Geoff tried to soft-land the RBC logo decision by timing it with Suzuki’s captaincy, by having Suzuki wear a jersey with a C on it (including the bank ad) and by riding the wave of enthusiasm associated with the emergence of a new season and all of its principal actors present at one venue.
The result? Reporters chose not to ask about how the Oilers didn’t announce a jersey sponsor. And Geoff evoked that putting an ad on the front of the jersey was the proper thing to do cause other major North American pro leagues have been doing it.
And of course, he played down any fears that more ads would be appearing on uniforms in time when he knows that the passage of time is likely to numb fans to the current backlash.

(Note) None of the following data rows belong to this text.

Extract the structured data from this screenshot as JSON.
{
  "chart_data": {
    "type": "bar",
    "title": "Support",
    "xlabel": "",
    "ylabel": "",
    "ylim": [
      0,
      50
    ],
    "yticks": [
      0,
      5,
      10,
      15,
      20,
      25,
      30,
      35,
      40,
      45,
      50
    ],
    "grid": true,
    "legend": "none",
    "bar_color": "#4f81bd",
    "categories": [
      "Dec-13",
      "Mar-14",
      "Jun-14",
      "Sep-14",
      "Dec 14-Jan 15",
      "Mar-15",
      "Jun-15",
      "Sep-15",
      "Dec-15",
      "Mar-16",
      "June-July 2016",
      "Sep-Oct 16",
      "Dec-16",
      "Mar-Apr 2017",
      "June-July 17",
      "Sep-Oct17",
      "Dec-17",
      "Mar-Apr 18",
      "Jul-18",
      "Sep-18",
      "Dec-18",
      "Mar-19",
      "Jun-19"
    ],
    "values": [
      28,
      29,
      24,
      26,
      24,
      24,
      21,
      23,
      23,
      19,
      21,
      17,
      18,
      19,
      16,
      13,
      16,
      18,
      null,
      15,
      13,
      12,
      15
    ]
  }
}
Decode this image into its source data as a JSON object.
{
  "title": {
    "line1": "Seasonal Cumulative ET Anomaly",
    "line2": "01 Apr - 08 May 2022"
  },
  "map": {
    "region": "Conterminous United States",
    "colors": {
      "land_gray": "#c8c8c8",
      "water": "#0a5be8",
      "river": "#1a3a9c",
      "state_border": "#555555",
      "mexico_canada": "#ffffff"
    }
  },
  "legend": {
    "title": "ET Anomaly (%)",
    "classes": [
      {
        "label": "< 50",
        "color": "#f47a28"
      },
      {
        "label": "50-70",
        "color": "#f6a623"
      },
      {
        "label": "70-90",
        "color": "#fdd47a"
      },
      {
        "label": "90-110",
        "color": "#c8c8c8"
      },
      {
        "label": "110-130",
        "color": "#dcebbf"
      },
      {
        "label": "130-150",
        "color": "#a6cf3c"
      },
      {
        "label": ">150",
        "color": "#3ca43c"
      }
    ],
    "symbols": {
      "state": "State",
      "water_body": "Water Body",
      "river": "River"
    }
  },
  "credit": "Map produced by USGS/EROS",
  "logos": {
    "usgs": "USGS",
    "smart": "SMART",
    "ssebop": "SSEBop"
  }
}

Geoff even hinted that this season’s broadcasts would be “different”. He alluded to CGI ads on glass panes behind the net, as if that were some crowning achievement to be proud of.
So how different will this season’s TV broadcasts be? To better enhance fan experience or to ramp up the exposure of more ads using more sophisticated technology?
He’s running a private corporation and he can do what he wants however you can only milk a cow so much before there is a point of diminishing returns.
Looked obvious yesterday that Geoff does not believe his organization’s ever amplifying ad carpet-bombing has reached its limits. Man, he either knows something about human nature that we don’t or maybe the fans of this team are just more captive and can be manipulated more easily than the average person.